Eine lange Bahnfahrt

Die Bergenbahn von Bergen nach Oslo war mein heutiges Transportmittel.
Die Fahrt dauert etwas weniger als sieben Stunden, und ich hatte mich auf eine allenfalls langweilige Fahrt eingestellt, denn bei meiner Abfahrt um acht Uhr morgens regnete es in Bergen, und selbst die schönste Landschaft wird bei schlechtem Wetter unansehnlich.
Da war ich froh, bei meinem Platz eine Steckdose zu finden. So konnte ich im schlimmsten Fall den Laptop auspacken und ein paar Bilder bearbeiten oder mir mit surfen die Zeit vertreiben. Denn gratis WLAN gab es im Zug auch. 🙂

Ich brauchte aber keine Ablenkung. Denn es stellte sich heraus, dass mein Gegenüber im Zug auch ein alleinreisender Schweizer in gleichen Alter war. Man kannte sich vom Sehen vom Schiff, aber Kontakt hatten wir nie.
Wir haben gegenseitig von unseren Erfahrungen im Norden berichtet, wobei sein Erfahrungsschatz und ein Vielfaches grösser war, und ich etliche interessante Hinweise und brauchbar Tipps erhalten habe. So verging die Zeit fast wie im Flug.
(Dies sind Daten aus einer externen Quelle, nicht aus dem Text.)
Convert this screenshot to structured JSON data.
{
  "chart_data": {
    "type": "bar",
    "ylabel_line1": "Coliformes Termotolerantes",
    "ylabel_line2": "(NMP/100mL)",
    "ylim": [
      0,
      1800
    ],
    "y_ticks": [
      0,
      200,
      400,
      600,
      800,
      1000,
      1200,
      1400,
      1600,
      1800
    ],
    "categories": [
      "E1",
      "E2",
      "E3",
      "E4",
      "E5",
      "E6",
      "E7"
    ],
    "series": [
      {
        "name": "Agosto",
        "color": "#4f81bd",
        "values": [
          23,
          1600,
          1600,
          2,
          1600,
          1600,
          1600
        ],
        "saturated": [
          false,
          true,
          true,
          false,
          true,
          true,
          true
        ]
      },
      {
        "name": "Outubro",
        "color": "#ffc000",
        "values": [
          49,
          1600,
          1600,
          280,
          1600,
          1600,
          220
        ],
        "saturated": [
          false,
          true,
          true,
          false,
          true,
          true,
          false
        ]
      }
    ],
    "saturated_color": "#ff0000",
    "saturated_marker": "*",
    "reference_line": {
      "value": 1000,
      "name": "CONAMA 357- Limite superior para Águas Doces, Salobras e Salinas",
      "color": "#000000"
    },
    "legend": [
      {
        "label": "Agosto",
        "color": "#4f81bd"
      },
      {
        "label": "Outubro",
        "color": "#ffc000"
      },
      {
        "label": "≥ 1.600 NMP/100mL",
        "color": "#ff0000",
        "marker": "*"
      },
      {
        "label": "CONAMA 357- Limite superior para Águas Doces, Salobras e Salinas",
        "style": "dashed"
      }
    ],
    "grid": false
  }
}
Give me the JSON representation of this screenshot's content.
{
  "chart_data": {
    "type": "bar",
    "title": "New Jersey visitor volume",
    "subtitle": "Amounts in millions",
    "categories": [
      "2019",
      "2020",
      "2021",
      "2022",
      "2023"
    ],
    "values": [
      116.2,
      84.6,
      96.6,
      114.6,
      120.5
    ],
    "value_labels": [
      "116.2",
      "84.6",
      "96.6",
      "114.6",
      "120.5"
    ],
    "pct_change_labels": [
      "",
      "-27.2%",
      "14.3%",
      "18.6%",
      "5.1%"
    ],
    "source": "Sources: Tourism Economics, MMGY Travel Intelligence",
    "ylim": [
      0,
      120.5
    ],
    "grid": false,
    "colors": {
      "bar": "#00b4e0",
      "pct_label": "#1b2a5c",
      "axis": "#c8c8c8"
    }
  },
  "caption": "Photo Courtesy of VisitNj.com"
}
Heute habe ich keine Bilder gemacht.
Denn auch einem fahrenden Zug heraus durch eine Fensterscheibe zu fotografieren macht das schönste Landschaftsbild kaputt.
Allerdings war die Landschaft sehenswert, denn nach einer halben Stunde klarte es auf und wir fuhren durch ein verschneites Südnorwegen mit einer Höhendifferenz von 0 bis 1222 m ü M (wir sind von einem Hafen zu einem anderen gefahren und dazwischen lagen Berge) auf dem ganzen Streckenprofil. Und im Landesinnern ist auch im Süden noch tiefster Winter mit Unmengen von Schnee und zugefrorenen Seen.

In Ermangelung neuer Bilder von heute habe ich nun ein paar weitere Bilder des 8., 9. und 10. Reisetags bearbeitet und in die entsprechenden Galerien hochgeladen.

Nun bin ich also in Oslo, und morgen werde ich nach Hause fliegen. Damit ist auch diese Reise schon wieder zu Ende.
Es wird noch einige Zeit dauern, bis alle Bilder sortiert, gesichtet, ausgewählt und bearbeitet sind. In den nächsten Wochen werden deshalb immer wieder Bilder in den Galerien zu finden sein.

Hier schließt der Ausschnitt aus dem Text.